The lower cost of capital had to come with another creative idea: liquidity. “As fund managers we started out raising capital at really high rates, like 18%. So high that people were almost scared! A high rate spelled volatility in many people’s eyes. But then as time went on and we built our base of fund investors, we managed to lower the rates down with each new offering. Now offering 4 different options. Two longer term funds with a preferred return of 10% for 3 years, 8% for 1 year. And now two liquidity offerings at 4% and 60 days or 6% and 90 days.”

Know the Organization’s Capability and Create the right Infrastructure to support Growth

Dave pauses, reflecting on their progress and the detours.

“We’ve done a lot of bootstrapping over the years, figuring out what we were good at along the way, but we’ve definitely missed a few things.  We didn’t make enough of an investment in accounting and IT in the beginning for instance and now we’re running hard to make up for that. I knew enough about Marketing that I could take on that role initially, but then I became the weakest link. I held on too long to my strengths instead of properly delegating before letting go. I’m working hard not to do that in the CEO role,” he adds.

“…It’s the Human Capital that’s just as important, if not more important, then having Financial Capital.”

Dave’s biggest lesson learned, he freely admits, is the importance of the right people in the right seats. And understanding how the org chart needs to change and evolve as the company grows.  “Putting in place more accountability, clearly defining scorecards with Key Performance Indicators (KPI’s) and responsibilities for each role has been our biggest challenge, and a big ‘aha’ for the partners.”

But Dave knows that implementing the right organizational structure and accountability is critical if they want to reach their BHAG of $1 Billion under assets.

“There’s lots more capital in the market right now, we’re poised for the next downturn (where we’ll see even more product with a lower price point), and others are interested in leveraging the core capability that we’ve developed. The internet has also transformed the landscape. But it’s the Human Capital that’s just as important, if not more important, then having Financial Capital.  And that’s what we’re focused on right now. Having the right people to manage the throughput of the business model. Buying it, turning it around and then going and getting some more.”

PPR Note Co Team

PPR Note Co Team

Ensure that your Stakeholders are on the same page

Dave and his team have also worked hard to get and keep the team on the same page as they’ve grown.

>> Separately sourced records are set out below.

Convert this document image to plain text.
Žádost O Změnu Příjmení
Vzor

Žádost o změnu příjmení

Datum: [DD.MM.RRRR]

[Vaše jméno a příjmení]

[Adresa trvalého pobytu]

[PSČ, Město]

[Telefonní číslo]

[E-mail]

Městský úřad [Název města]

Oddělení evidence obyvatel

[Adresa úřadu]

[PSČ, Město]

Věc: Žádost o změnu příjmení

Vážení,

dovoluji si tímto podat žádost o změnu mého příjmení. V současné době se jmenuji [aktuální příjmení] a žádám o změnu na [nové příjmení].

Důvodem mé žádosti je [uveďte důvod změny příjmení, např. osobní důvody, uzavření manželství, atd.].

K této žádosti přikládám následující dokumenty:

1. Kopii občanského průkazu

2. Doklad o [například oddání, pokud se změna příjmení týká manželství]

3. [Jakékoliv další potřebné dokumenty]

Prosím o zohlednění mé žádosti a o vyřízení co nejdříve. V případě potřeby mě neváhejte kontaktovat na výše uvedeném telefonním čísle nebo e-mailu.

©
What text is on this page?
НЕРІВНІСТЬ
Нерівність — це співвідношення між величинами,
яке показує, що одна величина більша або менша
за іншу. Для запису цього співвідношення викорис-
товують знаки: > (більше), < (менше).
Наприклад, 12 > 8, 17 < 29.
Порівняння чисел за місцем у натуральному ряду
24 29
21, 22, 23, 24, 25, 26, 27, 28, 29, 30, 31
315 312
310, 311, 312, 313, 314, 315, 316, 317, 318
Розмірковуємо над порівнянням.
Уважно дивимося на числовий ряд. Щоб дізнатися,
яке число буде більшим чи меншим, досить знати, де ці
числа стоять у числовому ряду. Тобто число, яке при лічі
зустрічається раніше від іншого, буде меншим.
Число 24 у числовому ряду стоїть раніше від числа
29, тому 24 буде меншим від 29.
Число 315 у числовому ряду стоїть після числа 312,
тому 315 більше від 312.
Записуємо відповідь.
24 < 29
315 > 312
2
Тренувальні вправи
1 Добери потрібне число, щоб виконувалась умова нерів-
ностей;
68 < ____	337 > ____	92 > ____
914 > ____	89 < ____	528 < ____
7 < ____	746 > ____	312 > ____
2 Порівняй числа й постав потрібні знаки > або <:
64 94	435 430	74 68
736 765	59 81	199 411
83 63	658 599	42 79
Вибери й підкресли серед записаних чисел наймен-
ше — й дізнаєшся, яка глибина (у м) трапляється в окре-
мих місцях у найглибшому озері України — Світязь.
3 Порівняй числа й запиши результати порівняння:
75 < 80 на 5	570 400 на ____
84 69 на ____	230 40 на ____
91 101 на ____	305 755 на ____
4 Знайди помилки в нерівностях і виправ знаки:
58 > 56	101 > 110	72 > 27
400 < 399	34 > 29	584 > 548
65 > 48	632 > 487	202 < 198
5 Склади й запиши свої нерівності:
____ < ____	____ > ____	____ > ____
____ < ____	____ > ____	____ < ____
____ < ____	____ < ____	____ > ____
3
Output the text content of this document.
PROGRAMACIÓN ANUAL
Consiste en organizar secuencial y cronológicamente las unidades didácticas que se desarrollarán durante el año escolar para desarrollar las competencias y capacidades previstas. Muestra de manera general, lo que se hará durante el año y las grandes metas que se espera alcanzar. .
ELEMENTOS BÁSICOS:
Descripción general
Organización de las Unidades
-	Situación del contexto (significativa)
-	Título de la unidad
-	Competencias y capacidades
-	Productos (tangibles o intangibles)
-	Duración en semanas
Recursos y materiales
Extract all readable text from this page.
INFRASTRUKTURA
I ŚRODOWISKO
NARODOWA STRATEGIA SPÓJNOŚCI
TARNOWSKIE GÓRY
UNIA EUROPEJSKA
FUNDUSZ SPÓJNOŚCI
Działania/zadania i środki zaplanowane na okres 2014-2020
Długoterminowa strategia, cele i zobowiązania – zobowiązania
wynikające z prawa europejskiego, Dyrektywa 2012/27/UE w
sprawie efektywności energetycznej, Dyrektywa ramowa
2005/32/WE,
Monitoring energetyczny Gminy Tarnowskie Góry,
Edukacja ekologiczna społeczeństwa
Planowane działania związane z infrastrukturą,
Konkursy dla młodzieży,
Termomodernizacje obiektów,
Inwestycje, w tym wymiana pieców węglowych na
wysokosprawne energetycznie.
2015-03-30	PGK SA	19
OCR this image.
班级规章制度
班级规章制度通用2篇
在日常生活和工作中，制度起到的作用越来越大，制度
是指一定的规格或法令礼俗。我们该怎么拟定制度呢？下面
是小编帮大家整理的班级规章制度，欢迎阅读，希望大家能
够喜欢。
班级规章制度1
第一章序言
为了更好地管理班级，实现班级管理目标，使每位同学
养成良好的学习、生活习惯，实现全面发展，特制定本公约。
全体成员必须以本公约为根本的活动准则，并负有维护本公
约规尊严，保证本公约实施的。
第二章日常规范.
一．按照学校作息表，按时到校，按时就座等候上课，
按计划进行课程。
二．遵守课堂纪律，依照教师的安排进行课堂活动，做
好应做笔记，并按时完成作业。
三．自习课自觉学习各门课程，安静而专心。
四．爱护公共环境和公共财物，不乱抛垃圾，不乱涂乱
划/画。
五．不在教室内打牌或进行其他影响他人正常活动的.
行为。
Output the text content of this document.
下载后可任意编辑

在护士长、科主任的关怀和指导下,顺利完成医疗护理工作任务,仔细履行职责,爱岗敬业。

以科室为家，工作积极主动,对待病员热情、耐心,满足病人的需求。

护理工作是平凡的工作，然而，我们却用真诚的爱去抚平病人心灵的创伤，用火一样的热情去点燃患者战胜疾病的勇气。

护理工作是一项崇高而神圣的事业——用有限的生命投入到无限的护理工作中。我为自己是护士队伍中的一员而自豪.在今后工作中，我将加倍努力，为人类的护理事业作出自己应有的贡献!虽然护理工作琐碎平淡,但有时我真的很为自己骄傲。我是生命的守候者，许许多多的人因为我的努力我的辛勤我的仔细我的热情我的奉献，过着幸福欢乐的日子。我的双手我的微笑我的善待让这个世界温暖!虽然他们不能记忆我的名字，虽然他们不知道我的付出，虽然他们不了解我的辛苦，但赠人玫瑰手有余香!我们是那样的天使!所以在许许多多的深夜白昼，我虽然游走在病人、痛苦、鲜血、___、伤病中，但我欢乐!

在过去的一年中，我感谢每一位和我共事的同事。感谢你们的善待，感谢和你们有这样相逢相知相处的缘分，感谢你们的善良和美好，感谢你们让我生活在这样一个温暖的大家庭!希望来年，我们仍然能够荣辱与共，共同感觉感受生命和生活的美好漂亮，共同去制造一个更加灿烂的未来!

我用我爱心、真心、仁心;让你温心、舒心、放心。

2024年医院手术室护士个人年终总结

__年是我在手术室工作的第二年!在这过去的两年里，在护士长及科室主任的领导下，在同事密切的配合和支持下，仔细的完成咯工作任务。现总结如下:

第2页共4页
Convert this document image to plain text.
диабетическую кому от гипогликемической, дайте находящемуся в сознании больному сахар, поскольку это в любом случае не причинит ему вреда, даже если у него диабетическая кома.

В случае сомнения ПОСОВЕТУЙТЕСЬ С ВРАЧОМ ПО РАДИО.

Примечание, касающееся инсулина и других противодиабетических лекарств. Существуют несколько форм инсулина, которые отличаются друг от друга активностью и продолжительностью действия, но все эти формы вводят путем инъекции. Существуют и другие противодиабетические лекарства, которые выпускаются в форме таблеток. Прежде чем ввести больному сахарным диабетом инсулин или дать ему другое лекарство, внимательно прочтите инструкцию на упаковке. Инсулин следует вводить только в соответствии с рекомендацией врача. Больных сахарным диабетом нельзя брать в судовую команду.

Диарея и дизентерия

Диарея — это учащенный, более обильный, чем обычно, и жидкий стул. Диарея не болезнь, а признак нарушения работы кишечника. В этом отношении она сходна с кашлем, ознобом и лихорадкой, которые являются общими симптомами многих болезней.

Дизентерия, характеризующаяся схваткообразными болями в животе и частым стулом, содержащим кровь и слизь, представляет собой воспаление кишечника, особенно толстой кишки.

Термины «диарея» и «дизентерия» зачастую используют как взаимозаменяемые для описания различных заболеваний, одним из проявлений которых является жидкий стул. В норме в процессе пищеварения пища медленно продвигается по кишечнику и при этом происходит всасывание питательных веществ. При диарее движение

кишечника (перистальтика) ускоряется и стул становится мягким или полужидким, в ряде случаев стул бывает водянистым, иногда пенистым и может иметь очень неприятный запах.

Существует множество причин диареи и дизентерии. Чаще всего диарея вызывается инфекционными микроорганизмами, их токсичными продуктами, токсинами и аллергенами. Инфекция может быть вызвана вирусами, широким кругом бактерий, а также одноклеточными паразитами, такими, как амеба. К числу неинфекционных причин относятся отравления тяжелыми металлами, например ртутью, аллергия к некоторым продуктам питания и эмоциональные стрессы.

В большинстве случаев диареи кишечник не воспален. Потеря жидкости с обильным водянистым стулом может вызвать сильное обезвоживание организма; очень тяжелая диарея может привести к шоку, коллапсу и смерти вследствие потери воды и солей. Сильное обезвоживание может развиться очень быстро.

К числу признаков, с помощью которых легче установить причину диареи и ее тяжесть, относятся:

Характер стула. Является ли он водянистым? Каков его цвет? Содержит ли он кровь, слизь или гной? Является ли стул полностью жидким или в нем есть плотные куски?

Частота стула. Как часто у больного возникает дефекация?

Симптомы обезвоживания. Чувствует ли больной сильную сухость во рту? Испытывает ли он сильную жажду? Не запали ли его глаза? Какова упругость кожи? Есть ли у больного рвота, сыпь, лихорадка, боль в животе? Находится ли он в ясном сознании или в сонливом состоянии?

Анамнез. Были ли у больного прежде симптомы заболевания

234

“We’ve worked on our Vision clarity (They’ve leveraged the work of Ari Weinzwig of Zingerman’s fame and his Vision framework) and have stayed on top of our plan with Quarterly Meetings and Weekly Tacticals.”

The leadership team has also focused on creating a culture rooted in shared Core Values with a clear Core Purpose to “Share, build, and preserve wealth”.  Not just by helping the homeowner, but also by leaving everyone in the communities in which they work in a better place.

“You can’t get where you want to go, without help.”

“The CEO is the steward of the Culture,” Dave states simply. “Without it, the secret sauce goes away.  It’s got to be relationship-based.  With the employees, with customers and with vendors.  You have to have people that care. And that’s what we’re striving to do as we move on to our next phase of growth.”

Never be afraid to ask for Help

Dave’s biggest learning? If you don’t have the experience and expertise, you can’t get where you want to go, without help.

“Having CEO Think Tank® and the Scaling Up Coaching support, reaching out to thought-leaders like Lewis Schiff, Randy Nelson and Tony Robbins, having access to and meeting with other businesses who are outside our industry. That’s been invaluable. That’s what keeps us creative.”

“I’d urge any growing entrepreneur who wants to succeed to branch out and look for learning and growth opportunities, for yourself and your team.”